Insomma, dati i tanti fronti aperti tra Meta e la Ue, si capisce perché l’ormai ex (per superati limiti anagrafici) enfant prodige della Silicon Valley si sia aggrappato alla giacca del nuovo presidente Trump mentre cestinava frettolosamente i programmi DEI (Diversity, Equity & Inclusion) e le iniziative sul fact checking. Ma, soprattutto, si comprende come mai abbia deciso di prendere a bordo nel consiglio di amministrazione Dana White, Ceo dei tornei Ultimate Fighting Championship ma soprattutto sostenitore e amico del tycoon tornato presidente. Sempre nelle ultime ore Meta ha accolto nel proprio board pure Dina Powell McCormick, altro trumpiano di ferro, membro della prima amministrazione Trump.

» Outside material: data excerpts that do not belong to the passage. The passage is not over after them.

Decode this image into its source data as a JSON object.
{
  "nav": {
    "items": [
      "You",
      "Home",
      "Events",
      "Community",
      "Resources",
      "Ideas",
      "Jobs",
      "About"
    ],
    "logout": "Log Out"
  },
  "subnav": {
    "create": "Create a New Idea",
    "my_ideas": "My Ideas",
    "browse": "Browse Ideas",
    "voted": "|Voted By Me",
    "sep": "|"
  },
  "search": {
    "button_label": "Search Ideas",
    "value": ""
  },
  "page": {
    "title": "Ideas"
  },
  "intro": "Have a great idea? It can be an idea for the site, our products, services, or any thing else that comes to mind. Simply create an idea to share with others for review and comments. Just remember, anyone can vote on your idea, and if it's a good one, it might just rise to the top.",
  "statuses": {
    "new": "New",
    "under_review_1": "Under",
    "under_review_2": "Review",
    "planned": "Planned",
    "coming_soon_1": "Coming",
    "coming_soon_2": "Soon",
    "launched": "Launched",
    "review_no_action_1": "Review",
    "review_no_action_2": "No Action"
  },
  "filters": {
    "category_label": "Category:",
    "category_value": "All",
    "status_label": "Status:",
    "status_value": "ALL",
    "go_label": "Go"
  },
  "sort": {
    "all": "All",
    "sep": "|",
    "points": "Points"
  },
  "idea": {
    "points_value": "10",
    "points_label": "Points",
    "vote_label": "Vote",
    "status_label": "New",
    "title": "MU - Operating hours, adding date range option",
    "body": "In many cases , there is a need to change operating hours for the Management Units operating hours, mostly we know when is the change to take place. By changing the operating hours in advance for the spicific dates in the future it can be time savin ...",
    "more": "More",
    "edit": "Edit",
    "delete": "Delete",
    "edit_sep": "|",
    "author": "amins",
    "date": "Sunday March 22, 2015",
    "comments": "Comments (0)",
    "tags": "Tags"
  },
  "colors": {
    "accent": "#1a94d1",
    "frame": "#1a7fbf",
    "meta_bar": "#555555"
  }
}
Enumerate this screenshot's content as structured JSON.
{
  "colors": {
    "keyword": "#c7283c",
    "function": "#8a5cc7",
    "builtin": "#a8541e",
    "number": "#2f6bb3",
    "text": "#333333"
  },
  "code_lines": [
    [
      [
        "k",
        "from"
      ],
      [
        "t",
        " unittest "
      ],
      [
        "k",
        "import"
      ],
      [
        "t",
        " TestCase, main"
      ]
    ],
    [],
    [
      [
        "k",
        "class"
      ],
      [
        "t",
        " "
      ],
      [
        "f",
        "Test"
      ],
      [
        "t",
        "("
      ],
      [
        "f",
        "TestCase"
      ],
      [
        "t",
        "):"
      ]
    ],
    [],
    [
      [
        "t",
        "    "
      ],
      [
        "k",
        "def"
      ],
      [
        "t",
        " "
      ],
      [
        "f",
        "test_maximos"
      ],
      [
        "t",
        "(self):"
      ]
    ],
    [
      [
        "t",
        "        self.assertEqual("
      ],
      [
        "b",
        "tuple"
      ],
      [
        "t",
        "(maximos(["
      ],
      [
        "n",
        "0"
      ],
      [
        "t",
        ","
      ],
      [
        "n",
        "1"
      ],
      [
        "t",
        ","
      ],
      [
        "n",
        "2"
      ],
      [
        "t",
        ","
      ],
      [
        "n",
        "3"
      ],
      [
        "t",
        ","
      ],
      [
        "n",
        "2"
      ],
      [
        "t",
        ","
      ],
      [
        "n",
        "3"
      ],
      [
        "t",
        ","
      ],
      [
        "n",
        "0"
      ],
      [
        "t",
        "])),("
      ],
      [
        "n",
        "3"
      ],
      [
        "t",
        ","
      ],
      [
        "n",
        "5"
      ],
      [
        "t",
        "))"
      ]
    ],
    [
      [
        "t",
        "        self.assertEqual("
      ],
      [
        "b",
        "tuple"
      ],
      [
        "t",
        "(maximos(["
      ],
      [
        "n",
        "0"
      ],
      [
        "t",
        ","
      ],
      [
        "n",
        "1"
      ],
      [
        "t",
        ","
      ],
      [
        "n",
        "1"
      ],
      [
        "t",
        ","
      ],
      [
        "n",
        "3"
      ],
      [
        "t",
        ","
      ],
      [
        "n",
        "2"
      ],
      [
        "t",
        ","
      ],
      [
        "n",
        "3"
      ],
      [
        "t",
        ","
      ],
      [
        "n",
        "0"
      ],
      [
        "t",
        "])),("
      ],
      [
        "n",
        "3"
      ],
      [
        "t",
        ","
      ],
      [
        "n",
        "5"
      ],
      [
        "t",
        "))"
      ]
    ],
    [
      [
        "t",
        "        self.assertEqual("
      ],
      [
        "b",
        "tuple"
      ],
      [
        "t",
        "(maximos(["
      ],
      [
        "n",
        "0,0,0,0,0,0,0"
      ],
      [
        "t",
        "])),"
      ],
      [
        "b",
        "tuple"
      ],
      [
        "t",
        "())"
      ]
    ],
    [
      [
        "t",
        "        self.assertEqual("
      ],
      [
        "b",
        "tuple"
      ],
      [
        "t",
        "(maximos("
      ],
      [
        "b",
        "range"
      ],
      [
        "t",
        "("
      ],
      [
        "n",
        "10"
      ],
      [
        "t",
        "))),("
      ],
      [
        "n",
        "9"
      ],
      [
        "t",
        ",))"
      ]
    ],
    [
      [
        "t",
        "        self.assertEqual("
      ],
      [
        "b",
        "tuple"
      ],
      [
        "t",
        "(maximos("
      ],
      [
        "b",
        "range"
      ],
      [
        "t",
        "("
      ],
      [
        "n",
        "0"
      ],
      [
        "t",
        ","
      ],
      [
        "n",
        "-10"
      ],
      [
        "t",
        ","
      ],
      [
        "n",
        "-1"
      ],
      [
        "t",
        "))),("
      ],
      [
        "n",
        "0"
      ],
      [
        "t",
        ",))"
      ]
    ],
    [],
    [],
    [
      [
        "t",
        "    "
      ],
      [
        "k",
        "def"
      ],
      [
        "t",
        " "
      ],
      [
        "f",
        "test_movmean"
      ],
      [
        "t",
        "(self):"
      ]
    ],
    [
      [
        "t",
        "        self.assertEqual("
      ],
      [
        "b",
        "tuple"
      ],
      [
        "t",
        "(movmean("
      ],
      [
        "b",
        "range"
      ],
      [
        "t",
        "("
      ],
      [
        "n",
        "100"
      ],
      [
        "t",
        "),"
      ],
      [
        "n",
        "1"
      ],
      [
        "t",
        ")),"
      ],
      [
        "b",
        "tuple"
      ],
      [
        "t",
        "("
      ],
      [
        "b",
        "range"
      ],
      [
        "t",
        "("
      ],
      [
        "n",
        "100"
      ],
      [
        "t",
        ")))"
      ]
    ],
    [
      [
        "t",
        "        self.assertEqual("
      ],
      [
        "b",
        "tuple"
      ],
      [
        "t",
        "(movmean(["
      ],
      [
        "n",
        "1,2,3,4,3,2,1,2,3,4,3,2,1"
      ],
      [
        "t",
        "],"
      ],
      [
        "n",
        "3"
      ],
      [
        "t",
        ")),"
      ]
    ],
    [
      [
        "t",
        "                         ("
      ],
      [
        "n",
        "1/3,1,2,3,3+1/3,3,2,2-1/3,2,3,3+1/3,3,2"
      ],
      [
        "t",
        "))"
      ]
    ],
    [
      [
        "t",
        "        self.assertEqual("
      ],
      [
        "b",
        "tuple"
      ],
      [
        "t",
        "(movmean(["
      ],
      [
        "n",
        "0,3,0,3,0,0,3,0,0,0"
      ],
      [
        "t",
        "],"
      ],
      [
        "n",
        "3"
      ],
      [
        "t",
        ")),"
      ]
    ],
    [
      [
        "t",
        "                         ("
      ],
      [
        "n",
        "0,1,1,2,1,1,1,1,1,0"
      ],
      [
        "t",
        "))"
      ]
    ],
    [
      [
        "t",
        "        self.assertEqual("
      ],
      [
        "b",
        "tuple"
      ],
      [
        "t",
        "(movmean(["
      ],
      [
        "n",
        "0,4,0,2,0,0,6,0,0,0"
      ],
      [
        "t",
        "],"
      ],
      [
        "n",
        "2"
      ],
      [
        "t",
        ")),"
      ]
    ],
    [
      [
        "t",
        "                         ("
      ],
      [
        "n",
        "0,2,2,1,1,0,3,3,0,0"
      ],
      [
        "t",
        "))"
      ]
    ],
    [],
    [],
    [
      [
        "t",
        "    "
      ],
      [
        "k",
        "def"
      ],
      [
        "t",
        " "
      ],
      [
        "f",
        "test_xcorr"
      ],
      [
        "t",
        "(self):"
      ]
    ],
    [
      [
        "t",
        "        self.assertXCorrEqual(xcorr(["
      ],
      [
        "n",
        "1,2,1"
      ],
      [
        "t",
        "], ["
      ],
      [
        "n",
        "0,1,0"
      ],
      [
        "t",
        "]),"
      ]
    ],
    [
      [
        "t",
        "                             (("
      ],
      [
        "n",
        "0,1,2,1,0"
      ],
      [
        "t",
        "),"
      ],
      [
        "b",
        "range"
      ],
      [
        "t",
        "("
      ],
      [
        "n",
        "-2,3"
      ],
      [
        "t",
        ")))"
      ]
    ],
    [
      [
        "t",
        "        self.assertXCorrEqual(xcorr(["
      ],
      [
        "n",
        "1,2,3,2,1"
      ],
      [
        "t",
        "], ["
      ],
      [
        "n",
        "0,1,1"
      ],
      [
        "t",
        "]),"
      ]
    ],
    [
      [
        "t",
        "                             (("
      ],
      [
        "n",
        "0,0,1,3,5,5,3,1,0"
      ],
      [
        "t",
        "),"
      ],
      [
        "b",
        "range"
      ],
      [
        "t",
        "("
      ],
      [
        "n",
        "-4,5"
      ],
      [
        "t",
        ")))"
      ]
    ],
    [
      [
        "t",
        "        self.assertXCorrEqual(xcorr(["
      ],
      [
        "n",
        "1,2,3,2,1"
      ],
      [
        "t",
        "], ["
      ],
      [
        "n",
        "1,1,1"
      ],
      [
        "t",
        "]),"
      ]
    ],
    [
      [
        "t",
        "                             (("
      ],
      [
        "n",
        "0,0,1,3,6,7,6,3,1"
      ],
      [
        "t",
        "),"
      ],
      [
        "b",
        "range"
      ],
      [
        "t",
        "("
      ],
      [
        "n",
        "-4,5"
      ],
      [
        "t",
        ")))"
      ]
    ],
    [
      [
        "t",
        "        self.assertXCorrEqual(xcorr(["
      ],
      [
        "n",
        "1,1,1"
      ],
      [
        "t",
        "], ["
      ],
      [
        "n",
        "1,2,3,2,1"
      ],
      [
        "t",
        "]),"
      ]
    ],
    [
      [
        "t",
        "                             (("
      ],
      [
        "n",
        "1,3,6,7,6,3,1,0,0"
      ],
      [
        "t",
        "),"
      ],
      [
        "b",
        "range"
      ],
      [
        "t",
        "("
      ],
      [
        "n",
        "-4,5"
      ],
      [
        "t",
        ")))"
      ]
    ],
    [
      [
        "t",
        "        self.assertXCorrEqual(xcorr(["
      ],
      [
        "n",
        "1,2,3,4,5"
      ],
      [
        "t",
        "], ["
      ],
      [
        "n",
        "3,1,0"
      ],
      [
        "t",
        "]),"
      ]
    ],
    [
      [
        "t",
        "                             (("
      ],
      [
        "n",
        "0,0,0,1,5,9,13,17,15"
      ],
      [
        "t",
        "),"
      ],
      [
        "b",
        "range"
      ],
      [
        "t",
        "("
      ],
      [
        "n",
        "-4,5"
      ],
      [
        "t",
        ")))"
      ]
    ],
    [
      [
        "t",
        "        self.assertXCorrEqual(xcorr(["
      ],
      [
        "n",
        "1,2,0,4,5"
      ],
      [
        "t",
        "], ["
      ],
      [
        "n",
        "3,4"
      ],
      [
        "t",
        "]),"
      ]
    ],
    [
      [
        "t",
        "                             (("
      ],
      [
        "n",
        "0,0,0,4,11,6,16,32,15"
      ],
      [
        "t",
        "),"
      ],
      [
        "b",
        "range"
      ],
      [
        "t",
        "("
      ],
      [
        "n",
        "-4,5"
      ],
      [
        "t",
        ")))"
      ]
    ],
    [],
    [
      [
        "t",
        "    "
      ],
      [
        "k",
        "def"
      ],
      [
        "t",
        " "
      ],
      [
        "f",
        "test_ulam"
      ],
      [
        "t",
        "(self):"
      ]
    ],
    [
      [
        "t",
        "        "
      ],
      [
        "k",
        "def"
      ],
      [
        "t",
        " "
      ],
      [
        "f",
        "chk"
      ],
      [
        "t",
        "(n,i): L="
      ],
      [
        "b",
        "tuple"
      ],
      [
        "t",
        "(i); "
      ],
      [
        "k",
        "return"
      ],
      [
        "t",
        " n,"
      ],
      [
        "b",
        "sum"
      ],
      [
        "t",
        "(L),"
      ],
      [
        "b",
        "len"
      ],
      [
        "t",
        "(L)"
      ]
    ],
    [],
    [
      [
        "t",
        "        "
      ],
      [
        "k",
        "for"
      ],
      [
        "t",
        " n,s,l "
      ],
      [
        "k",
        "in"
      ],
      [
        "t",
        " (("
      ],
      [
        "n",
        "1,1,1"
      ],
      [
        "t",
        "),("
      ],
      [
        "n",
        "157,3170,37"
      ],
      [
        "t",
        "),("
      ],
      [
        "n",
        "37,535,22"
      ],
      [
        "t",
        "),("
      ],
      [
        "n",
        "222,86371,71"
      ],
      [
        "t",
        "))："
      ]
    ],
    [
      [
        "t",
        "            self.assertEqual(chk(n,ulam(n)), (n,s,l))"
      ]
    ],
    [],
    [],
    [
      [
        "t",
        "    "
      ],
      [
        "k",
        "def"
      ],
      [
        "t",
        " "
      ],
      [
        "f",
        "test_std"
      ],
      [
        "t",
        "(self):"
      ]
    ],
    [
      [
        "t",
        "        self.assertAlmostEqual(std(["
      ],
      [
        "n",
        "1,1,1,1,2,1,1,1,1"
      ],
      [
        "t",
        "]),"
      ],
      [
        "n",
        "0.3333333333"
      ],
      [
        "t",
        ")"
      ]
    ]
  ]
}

NUOVA GRANA ALL’EUROPARLAMENTO?

Grandi manovre in Menlo Park, insomma. Ma anche al di qua dell’Atlantico qualcosa sembra muoversi. Quell’iconcina di Meta AI che non può essere disattivata potrebbe infatti essere il venturo casus belli tra la Ue e Meta. “Ecco il problema: non puoi disattivarlo!”, ha scritto non senza enfasi su X l’eurodeputata Veronika Cifrová Ostrihoňová annunciando l’intenzione di avviare una interrogazione destinata a investire del caso la Commissione europea: “Questo solleva seri interrogativi sul controllo dell’utente e sulla sicurezza digitale.”

 

“Molti di voi – ha spiegato l’europarlamentare – mi hanno contattato per esprimere le loro preoccupazioni e vi capisco. Ieri, durante una riunione dello European Parliament Committee on Internal Market and Consumer Protection che si è tenuta all’Europarlamento, ho sollevato la questione direttamente con il Vicepresidente esecutivo e Commissario per la sovranità tecnologica, la sicurezza e la democrazia, Henna Virkkunen, chiedendole se la Commissione fosse a conoscenza di questa caratteristica e se fosse in linea con le norme dell’UE”.

 

Insomma, un nuovo round tra la Big Tech Usa e il Vecchio continente sembra alle porte e Meta vorrebbe chiedere la protezione di Trump se non fosse che in patria deve difendersi dalle infamanti accuse di Sarah Wynn-Williams, ex direttrice della politica pubblica globale di Facebook dal 2011 al 2017, per la quale Menlo Park avrebbe favorito la Cina nella corsa all’Intelligenza artificiale costituendo un danno per la sicurezza nazionale degli States. Accuse tutte da provare, per le quali Zuckerberg potrebbe essere chiamato a rendere testimonianza sotto giuramento, ma che intanto sembrano avere alimentato lo scetticismo del partito repubblicano come testimoniano gli innumerevoli tweet sulla questione del presidente della sub-Commissione, il senatore repubblicano Josh Hawley.